Abstract 1061 Poster Session IV, Tuesday, 5/4 (poster 364)

Apnea of Prematurity (AoP) is, in part, a reflection of brainstem (BS) maturation. BS maturation may also be evaluated by the progression of the auditory brainstem evoked response (ABR). We previously demonstrated reversible changes in brainstem function (bilirubin encephalopathy, BE) as evaluated by ABR in infants 28-32 wk gestational age (GA) with hyperbilirubinemia. We postulated that as bilirubin increases and transient ABR abnormalities occur, the likelihood of AoP will increase in this population. We studied 100 28-32 wk GA infants and identified 66 with normal and 34 with abnormal ABR progression related to hyperbilirubinemia.
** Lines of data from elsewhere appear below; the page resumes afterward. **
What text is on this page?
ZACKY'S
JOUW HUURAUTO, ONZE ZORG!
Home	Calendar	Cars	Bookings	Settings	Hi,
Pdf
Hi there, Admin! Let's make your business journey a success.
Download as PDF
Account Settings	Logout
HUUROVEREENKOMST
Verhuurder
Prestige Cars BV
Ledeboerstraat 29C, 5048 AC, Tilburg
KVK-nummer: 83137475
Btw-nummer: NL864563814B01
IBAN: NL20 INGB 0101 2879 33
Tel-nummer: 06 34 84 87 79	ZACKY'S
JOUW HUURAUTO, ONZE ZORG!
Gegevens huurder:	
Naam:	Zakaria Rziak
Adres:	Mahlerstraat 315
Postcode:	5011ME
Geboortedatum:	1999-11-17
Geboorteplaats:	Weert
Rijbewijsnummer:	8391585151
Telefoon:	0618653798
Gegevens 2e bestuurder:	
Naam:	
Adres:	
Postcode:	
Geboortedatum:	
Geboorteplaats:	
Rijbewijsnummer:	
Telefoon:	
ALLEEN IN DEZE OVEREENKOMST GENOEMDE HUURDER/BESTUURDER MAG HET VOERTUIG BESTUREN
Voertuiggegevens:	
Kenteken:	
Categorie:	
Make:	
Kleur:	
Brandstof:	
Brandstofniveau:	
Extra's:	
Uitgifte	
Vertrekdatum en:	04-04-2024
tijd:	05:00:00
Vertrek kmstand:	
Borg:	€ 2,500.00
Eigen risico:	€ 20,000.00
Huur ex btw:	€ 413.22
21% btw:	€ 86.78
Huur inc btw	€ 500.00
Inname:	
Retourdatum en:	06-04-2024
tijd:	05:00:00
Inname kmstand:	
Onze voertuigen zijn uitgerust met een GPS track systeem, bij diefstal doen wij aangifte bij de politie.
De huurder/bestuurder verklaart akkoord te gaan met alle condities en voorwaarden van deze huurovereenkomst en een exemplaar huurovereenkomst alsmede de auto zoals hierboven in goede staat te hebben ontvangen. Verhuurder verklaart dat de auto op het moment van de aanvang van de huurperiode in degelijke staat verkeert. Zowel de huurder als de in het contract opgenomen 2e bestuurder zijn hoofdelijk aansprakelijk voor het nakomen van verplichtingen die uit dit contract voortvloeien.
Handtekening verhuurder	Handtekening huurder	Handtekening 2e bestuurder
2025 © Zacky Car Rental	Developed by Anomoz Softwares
Bilirubin encephalopathy was identified on day 3 (median; range 1-6d). A blinded, retrospective chart review identified apnea and bradycardia events in the first week, duration of caffeine/theophylline treatment, duration of mechanical ventilation, CPAP, and/or nasal cannula, and risk factors for apnea (Sepsis, IVH grade ≥ II, asphyxia). Because mechanical ventilation confounds the identification of apnea, infants requiring mechanical ventilation were excluded from further review (n=60). There was no difference in risk factors between groups. Patients with BE had significantly more apneic events, bradycardic events, and required more prolonged treatment with CPAP, Nasal cannula and methylxanthines than those with normal ABR progression (Table, mean ± SD). We conclude that premature infants with transient bilirubin encephalophaty as defined by abnormal ABR progression have more concurrent apneic events and require more prolonged respiratory support and medications.